A Pregnancy Doesn’t Always Mean a Baby: One Mother’s Journey

You can read the miscarriage statistics. You can watch your friends experience the profound loss of a pregnancy. But I think most women carry a certain degree of separation and distance, unless it becomes their reality.

photo-36I know I did.

I was a mother of two healthy children and the veteran of two relatively easy pregnancies. When my husband and I found out we were pregnant with our third child in April of this year, I had many thoughts: unplanned! excited! a Christmas baby?! But concern about whether the pregnancy would result in a baby? Nowhere did that thought cross my mind. And almost instantaneously, the next eight months populated in my head. I was pregnant! There would be a new baby for our family to love!

That was not to be. The silver lining of my miscarriage was that I felt a deep connection to my body throughout the experience. I’d suspected I was pregnant very early, and at five weeks, some worry had already entered my mind as I continued to feel great as opposed to the very sick rememberings of my two earlier pregnancies. Spotting at six weeks progressed to bleeding by the end of the week, and an ER visit confirmed that I’d either miscarried or was much earlier than I’d thought.

Having a miscarriage was intense, emotional, isolating, and so very difficult.
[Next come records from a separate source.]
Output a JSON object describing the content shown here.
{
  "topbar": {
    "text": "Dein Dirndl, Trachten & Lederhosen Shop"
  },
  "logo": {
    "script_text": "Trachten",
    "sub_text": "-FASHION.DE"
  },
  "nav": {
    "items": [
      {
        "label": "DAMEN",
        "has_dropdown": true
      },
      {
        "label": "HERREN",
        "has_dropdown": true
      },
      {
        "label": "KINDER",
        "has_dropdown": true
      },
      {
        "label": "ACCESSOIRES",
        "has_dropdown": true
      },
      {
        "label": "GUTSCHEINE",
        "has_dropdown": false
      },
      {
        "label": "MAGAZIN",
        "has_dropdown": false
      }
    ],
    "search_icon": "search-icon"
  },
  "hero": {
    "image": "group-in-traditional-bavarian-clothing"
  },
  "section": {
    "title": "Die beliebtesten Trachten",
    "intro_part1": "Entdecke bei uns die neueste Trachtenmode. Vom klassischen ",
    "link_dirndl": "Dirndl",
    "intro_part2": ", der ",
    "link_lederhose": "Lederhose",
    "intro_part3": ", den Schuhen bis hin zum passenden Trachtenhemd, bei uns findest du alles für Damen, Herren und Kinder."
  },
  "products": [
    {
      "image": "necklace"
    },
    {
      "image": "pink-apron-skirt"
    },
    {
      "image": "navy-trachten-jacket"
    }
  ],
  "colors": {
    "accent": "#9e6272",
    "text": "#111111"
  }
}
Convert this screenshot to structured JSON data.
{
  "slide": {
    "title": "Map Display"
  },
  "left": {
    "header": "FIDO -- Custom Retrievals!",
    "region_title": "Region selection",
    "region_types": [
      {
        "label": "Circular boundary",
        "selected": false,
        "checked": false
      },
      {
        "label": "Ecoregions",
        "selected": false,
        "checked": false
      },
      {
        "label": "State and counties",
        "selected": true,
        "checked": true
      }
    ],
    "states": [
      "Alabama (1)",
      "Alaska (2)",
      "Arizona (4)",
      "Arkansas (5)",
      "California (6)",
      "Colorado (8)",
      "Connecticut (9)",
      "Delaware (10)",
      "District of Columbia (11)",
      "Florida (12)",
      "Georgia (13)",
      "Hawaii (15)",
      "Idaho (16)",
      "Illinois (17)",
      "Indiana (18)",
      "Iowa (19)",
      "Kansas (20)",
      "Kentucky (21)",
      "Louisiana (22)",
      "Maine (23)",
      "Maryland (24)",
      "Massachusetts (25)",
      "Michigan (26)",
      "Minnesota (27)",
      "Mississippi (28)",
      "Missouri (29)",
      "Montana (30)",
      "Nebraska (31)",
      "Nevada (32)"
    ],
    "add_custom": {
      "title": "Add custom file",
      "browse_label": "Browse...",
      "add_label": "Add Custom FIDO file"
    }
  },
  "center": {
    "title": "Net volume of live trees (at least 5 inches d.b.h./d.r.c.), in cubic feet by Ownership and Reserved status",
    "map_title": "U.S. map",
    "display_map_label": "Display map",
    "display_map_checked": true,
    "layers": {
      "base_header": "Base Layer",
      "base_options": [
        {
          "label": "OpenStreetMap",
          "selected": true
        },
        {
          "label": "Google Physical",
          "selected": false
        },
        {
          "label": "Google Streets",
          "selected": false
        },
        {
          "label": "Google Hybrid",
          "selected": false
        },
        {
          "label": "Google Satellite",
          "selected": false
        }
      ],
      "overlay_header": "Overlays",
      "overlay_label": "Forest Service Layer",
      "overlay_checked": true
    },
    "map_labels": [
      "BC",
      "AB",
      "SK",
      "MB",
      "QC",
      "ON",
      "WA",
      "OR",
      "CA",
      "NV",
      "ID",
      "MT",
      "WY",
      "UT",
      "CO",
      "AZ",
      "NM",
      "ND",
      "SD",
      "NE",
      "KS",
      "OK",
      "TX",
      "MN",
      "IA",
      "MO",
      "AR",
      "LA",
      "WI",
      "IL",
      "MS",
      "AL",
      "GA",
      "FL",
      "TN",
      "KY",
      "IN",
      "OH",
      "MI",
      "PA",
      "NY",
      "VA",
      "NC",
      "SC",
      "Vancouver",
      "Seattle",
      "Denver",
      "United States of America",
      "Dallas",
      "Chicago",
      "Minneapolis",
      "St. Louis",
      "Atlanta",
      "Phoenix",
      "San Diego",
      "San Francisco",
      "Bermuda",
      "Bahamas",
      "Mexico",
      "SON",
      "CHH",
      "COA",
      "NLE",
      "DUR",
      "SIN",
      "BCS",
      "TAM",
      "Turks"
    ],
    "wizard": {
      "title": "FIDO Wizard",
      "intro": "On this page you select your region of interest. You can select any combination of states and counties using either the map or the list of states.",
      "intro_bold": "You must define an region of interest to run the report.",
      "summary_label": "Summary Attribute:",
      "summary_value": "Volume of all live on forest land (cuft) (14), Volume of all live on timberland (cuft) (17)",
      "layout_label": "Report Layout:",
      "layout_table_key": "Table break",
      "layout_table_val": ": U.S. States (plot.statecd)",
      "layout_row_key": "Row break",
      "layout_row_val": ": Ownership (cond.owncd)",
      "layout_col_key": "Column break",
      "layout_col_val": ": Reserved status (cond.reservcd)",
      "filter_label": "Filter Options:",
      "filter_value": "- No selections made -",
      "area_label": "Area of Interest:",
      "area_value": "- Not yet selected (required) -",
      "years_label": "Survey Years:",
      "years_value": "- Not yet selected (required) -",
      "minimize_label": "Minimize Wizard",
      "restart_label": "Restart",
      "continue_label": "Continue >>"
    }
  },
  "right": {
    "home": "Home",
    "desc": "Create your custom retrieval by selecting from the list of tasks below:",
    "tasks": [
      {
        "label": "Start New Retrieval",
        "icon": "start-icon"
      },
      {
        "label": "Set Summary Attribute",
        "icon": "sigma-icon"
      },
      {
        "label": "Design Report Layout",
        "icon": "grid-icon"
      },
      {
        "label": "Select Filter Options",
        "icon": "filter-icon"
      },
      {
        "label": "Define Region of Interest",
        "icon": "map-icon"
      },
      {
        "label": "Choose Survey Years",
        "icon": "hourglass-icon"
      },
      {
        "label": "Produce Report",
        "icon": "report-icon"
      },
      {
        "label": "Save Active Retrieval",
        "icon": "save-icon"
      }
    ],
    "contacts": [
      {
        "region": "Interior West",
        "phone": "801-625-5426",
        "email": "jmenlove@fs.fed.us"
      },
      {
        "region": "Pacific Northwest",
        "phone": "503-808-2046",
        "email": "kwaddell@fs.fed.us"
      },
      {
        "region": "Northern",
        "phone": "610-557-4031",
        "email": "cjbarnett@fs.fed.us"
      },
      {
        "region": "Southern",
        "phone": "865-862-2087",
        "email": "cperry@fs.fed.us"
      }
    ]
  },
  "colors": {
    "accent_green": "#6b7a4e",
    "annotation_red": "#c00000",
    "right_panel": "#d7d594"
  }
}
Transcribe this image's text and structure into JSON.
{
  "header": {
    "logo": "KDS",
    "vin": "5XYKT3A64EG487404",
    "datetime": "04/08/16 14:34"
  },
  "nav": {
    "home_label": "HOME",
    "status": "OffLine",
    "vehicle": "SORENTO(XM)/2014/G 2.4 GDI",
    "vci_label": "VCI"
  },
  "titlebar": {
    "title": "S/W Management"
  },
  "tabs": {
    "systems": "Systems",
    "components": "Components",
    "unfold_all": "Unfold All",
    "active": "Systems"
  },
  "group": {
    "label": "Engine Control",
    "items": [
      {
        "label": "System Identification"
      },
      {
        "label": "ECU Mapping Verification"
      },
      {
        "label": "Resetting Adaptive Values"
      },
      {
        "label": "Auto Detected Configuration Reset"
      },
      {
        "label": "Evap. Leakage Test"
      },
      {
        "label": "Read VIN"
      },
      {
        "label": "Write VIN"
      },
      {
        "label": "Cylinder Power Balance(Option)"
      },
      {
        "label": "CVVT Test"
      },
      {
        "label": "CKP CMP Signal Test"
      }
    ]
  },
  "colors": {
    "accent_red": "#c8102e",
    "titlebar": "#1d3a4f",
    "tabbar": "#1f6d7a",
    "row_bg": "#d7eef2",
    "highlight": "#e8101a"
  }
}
At the time, I could imagine no worse fate and wasn’t sure if I’d ever stop feeling sad. For me, it was helpful to be open (when the urge struck), to keep busy, and to take help. I simply didn’t have the energy in the early weeks to be the type of mom I normally was to my two little ones, so I’m thankful for my own mother, husband, and other help I got in that time frame. I was also comforted by my faith in a God who I knew loved me and hurt for me, and who, I believed, cared about my pregnancy just as I had. This hymn was especially comforting, as was the book What Was Lost: A Christian Journey through Miscarriage.

In the end, it was a matter of time passing and continuing to move forward. I kept occupied with meaningful things, and I gradually began to feel more like my “old” self. I knew I’d gradually gain some perspective on the miscarriage as I watched my life story continue to be written. I know through my own pain that I now have the ability to be supportive to other women and I know I’ll take that very seriously when the time comes.

May.11.2014 018You can imagine I was pretty excited to find out in July that I was pregnant again. You might also imagine that this fourth positive pregnancy test was a different experience than the first three. I’d waited to take the test because I wanted to give my body more time to “make up its mind,” whether that makes sense or not. My first week of pregnancy felt like a big “…?…” And then the gift to womanhood that is morning sickness and early pregnancy exhaustion reared its head at 6 weeks, and the waves of sickness carried away most of my anxieties and have swept me through the rest of the first trimester.

But at every milestone, I’ve felt a degree of uncertainty: will there really be a baby at the end of this? When I saw the little 8 week fetus on the ultrasound; when I heard the sound of a heartbeat coming from a place unseen and unfelt as of yet. It’s a miraculous concept and one I’m so excited to watch come to reality.

And in case you or someone you know needs to hear it today:

Fear not, I am with thee, oh, be not dismayed,

For I am thy God, and will still give thee aid;

I’ll strengthen you, help you, and cause you to stand,

Upheld by My righteous, omnipotent hand.

When through the deep waters, I call you to go,

The rivers of sorrow shall not overflow;

For I will be with you your troubles to bless,

And sanctify to you your deepest distress.

When through fiery trials your pathways shall lie,

My grace, all sufficient, shall be your supply;

The flame shall not hurt you; I only design

Your dross to consume and your gold to refine.

The soul that on Jesus has leaned for repose,

I will not, I will not, desert to his foes;

That soul, though all hell should endeavor to shake,

I’ll never, no never, no never forsake.